An unconscious witness to unknown wonders, Bottom chooses the form of a ballad to present his testimony to Theseus, Duke of Athens. But Theseus will fail to glean the truth of Bottom’s poetry, for he deems as “More strange than true” all such “fairy toys” (5.1.2, 3). Strange was the conquistador’s preferred descriptor for America. Hernán Cortés repeatedly used the word to describe “la grandeza, extrañas y maravillosas cosas de esta gran ciudad” (the grandeur, strange and marvelous things of this great city) of Tenochtitlán in his widely circulated second letter to Holy Roman Emperor Charles V.[3] Strange was furthermore a preferred term to describe contemporary romance’s colonial promised lands, especially Amadís’s own Ínsula Firme (Firm Island), which related to the readers “such strange and marvailous things as are to be seene”[4] in this great city on the water.
For Shakespeare/Theseus, chief among America’s contemporary fairy-mongers is the poet, whose boundless imagination “bodies forth / The forms of things unknown” and whose pen “gives to airy nothing / A local habitation and a name” (5.1.15-18). This allusion to exploration and cartography comes from the preface to Book II of Edmund Spenser’s The Faerie Queene (1590), in which the poet addresses concerns that his work be interpreted as “th’aboundance of an ydle braine” (1).[5] He wrote:
But let that man with better sence aduize,
That of the world least part to vs is red:
And daily how through hardy enterprize,
Many great Regions are discouered,
Which to late age were neuer mentioned.
Who euer heard of th’Indian Peru?
Or who in venturous vessell measured
The Amazons huge riuer now found trew?
Or fruitfullest Virginia who did euer vew?
This verse playfully challenges the historicizing of knowledge based solely on firsthand experience. (In fact, ancient writers like Aristotle, Seneca, and Virgil had inferred America’s existence long before it was first observed.) As ironically referenced in Midsummer, Theseus’s faulty reasoning about fairies therefore further proves the common assertion that “of the world least part to vs is red” and that men of “better sence” did not “so much misweene / That nothing is, but that which [they] hath seene” (II.pr.3).

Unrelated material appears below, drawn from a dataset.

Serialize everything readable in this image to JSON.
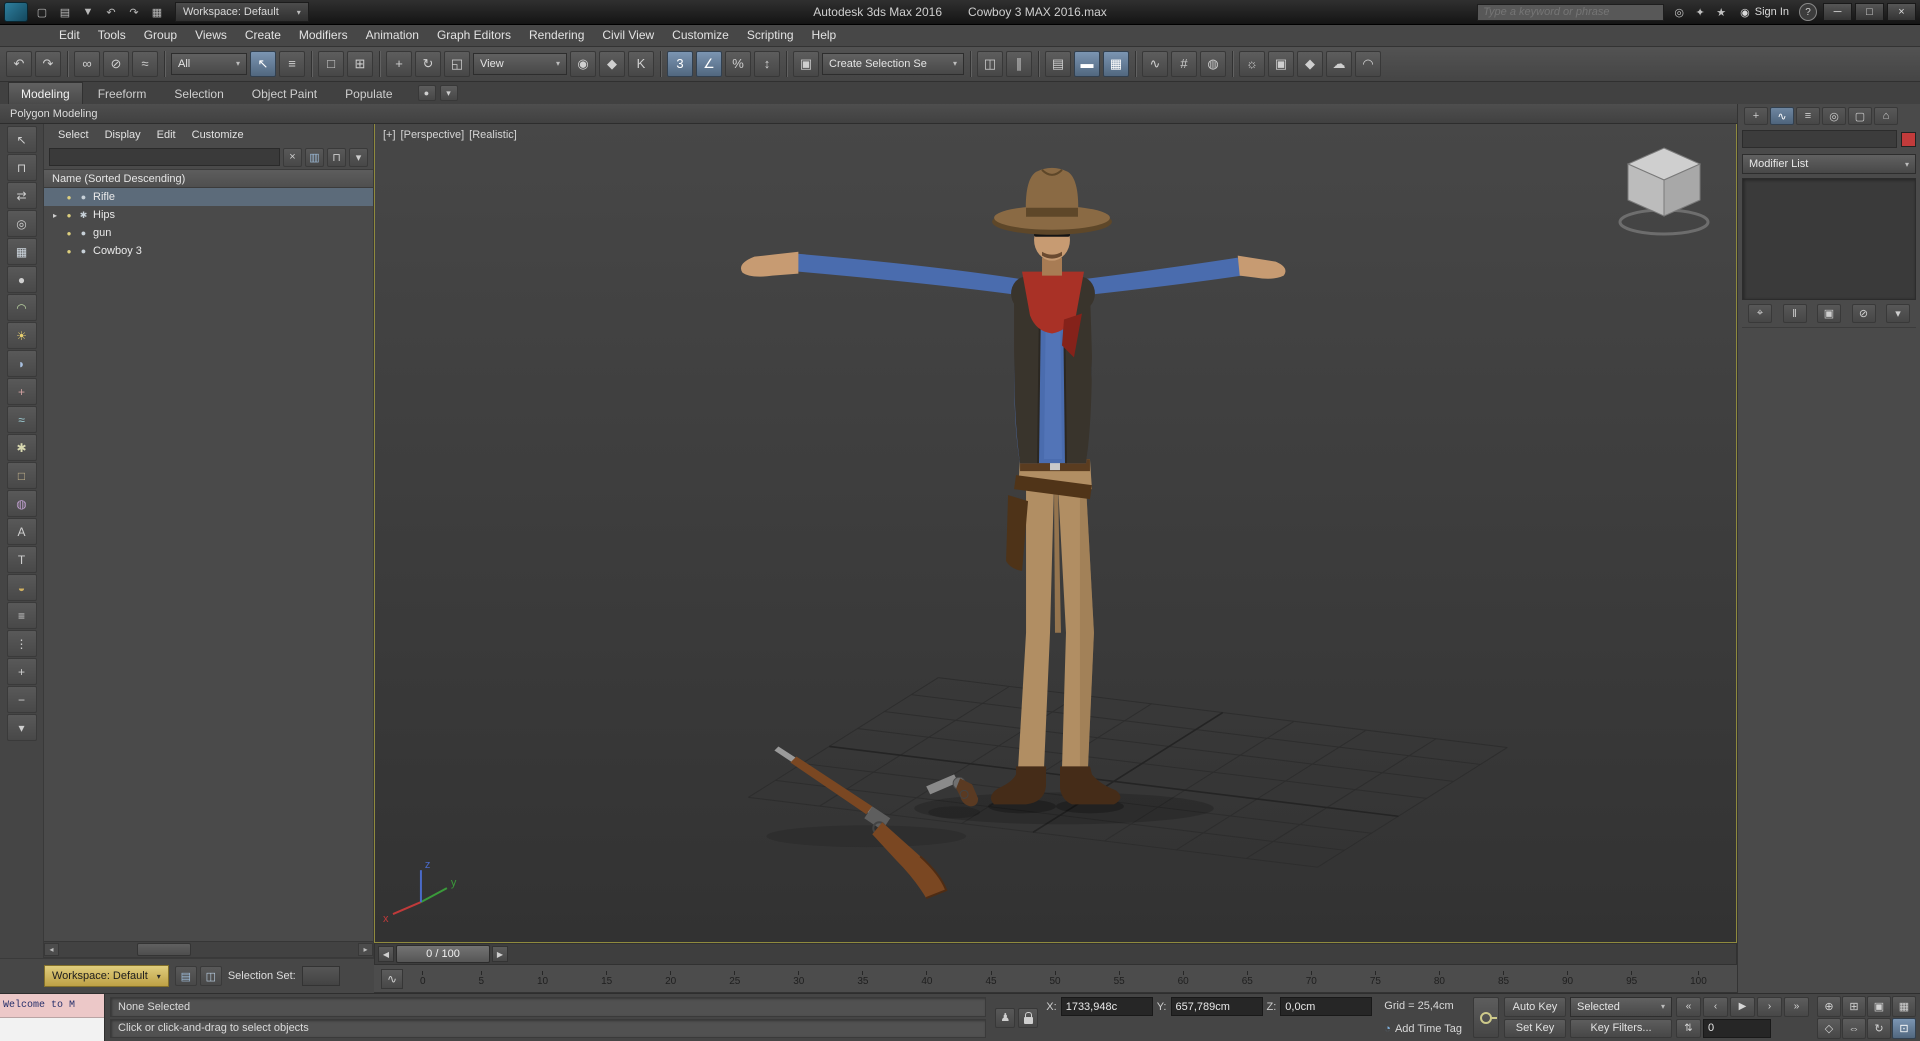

Indeed, “th’Indian Peru,” the “Amazons huge riuer now found trew” and “fruitfullest Virginia” had turned skeptics into believers.
[1] Bernal Díaz del Castillo, et al., The History of the Conquest of New Spain, Translated with, with an Introduction and Notes, by Janet Burke and Ted Humphrey (Albuquerque: University of New Mexico Press, 2008), 156.
[2] The Holy Bible (King James Bible) (London: Robert Barker, 1611).
[3] Hernán Cortés, Cartas y relaciónes de Hernan Cortés al emperador Carlos V, Pascual de Gayangos, ed. (Paris: A. Chaix y Ca., 1866), 101-102. According to the Oxford English Dictionary, “strange” described “persons, language, customs, etc.: Of or belonging to another country; foreign, alien.” Alternatively, “Of a country or other geographical feature: Situated outside one’s own land.” “strange, adj. and n.” OED Online. Oxford University Press.
[4] Amadis de Gaule, translated by Anthony Munday, Helen Moore, ed., (Aldershot: Ashgate, 2004), 311.
[5] Edmund Spenser, The Faerie Queene, second edition, A. C. Hamilton, ed. (London: Routledge, 2007). All quotations derive from this edition.